Certificado de Transparencia y Fijación de Claves Públicas

11/11/2014 | Jindřich Zechmeister

En el artículo de hoy explicaré dos conceptos relativamente nuevos y poco conocidos, Certificate Transparency y Public Key Pinning, que están relacionados con la seguridad en el uso de certificados SSL. Ambos buscan reducir el riesgo de emisión y utilización de un certificado fraudulento en su sitio web.

Transparencia de Certificados (CT)

Transparencia de Certificados (CT) es una funcionalidad creada por Google.
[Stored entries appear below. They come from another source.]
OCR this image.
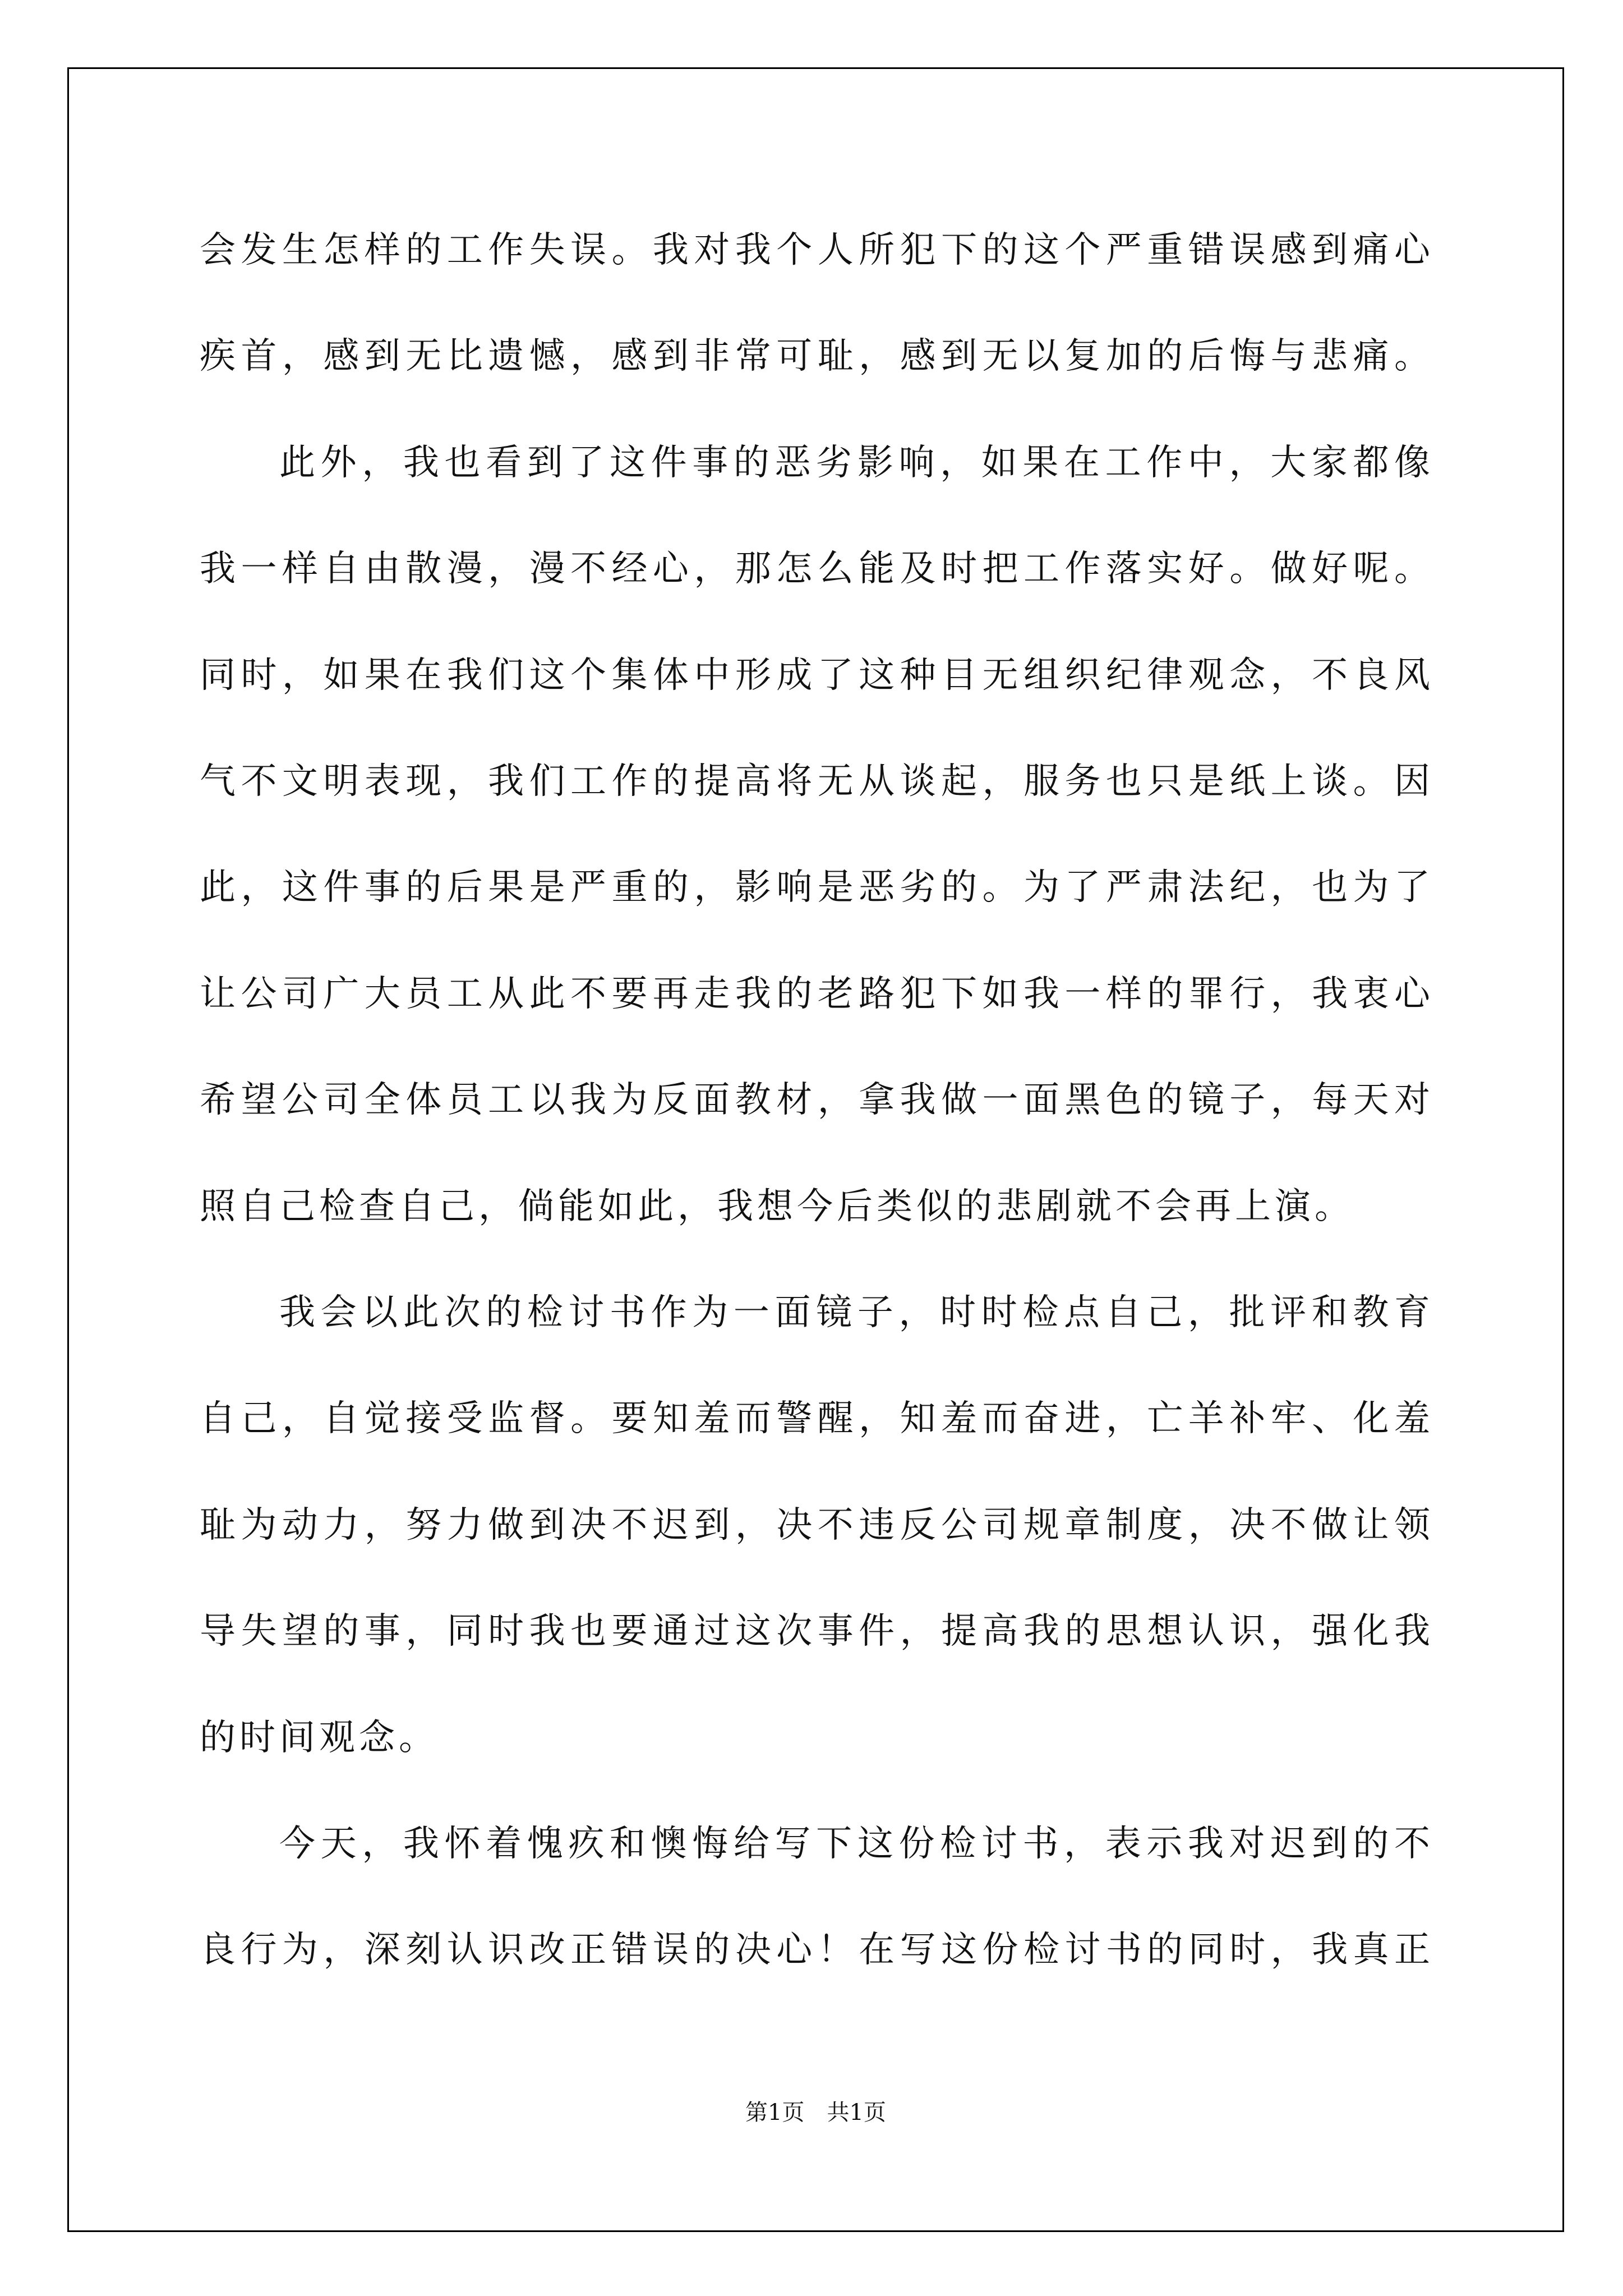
会发生怎样的工作失误。我对我个人所犯下的这个严重错误感到痛心
疾首，感到无比遗憾，感到非常可耻，感到无以复加的后悔与悲痛。
此外，我也看到了这件事的恶劣影响，如果在工作中，大家都像
我一样自由散漫，漫不经心，那怎么能及时把工作落实好。做好呢。
同时，如果在我们这个集体中形成了这种目无组织纪律观念，不良风
气不文明表现，我们工作的提高将无从谈起，服务也只是纸上谈。因
此，这件事的后果是严重的，影响是恶劣的。为了严肃法纪，也为了
让公司广大员工从此不要再走我的老路犯下如我一样的罪行，我衷心
希望公司全体员工以我为反面教材，拿我做一面黑色的镜子，每天对
照自己检查自己，倘能如此，我想今后类似的悲剧就不会再上演。
我会以此次的检讨书作为一面镜子，时时检点自己，批评和教育
自己，自觉接受监督。要知羞而警醒，知羞而奋进，亡羊补牢、化羞
耻为动力，努力做到决不迟到，决不违反公司规章制度，决不做让领
导失望的事，同时我也要通过这次事件，提高我的思想认识，强化我
的时间观念。
今天，我怀着愧疚和懊悔给写下这份检讨书，表示我对迟到的不
良行为，深刻认识改正错误的决心！在写这份检讨书的同时，我真正
第1页　共1页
En resumen, se trata de la publicación de todos los certificados emitidos por una autoridad en una especie de "registro", para que sea posible verificar si realmente han sido emitidos por dicha autoridad.

Transparencia de Certificados (CT) tiene tres objetivos principales:

1. Impedir (o hacer extremadamente difícil) que una autoridad de certificación emita un certificado SSL para un dominio sin el conocimiento del propietario de dicho dominio.
2. Proporcionar un sistema de auditoría y monitoreo abierto, que permita a cualquier propietario de un dominio verificar si alguna autoridad de certificación ha emitido un certificado para su dominio (ya sea correcto o falsificado).
3. Proteger a los usuarios (tanto como sea posible) de daños causados por certificados que fueron emitidos incorrectamente o con el fin de abusar.

Principio de control mutuo en CT

El navegador verificará el estado del certificado en el registro público antes de confiar en él. Si el certificado no está listado, no se mostrará su barra verde EV en Google Chrome. El registro público accesible será monitoreado y se vigilarán posibles certificados sospechosos.

Google planea el primer uso importante de esta funcionalidad para febrero de 2015 en los ya mencionados certificados EV; más tarde planea expandir la Transparencia de Certificados a otros certificados.

Más información sobre Transparencia de Certificados la encontrarás en el artículo de Google Cómo Funciona la Transparencia de Certificados, o directamente en el sitio web temático certificate-transparency.org.

Ajuste de Clave Pública

El ajuste de clave pública aborda la mayor debilidad de PKI y el ecosistema actual, que es el hecho de que una autoridad puede emitir un certificado para cualquier dominio sin el consentimiento de su propietario.

Con el "ajuste", un propietario de un sitio web puede escoger una o más autoridades en las que confía y que pueden emitir un certificado para su dominio. Así se limita el riesgo de abuso de un dominio mediante un certificado falso de una autoridad menos confiable que puede ser abusada. Con esto, el ajuste se utiliza para defenderse de ataques MITM (Man in the Middle) y proteger de la confirmación del certificado.

Por ahora, el ajuste está disponible en el navegador Chrome (aproximadamente 500 registros), pero también se está creando un estándar abierto para el ajuste utilizando el protocolo HTTP. Por ejemplo, la Extensión de Ajuste de Clave Pública para el protocolo HTTP indica al navegador qué certificado debe asignarse a un dominio específico. Un enfoque ligeramente diferente al ajuste de clave pública es el protocolo DANE, que coloca información firmada sobre los certificados en el DNS, combinando así el principio de certificados SSL y DNSSEC.

Más detalles técnicos y ejemplos de uso del ajuste de clave pública se pueden encontrar, por ejemplo, en el artículo técnico Certificado y Ajuste de Clave Pública.

En los próximos artículos, nos familiarizaremos con otros conceptos de seguridad modernos que quizás aún no conozcas.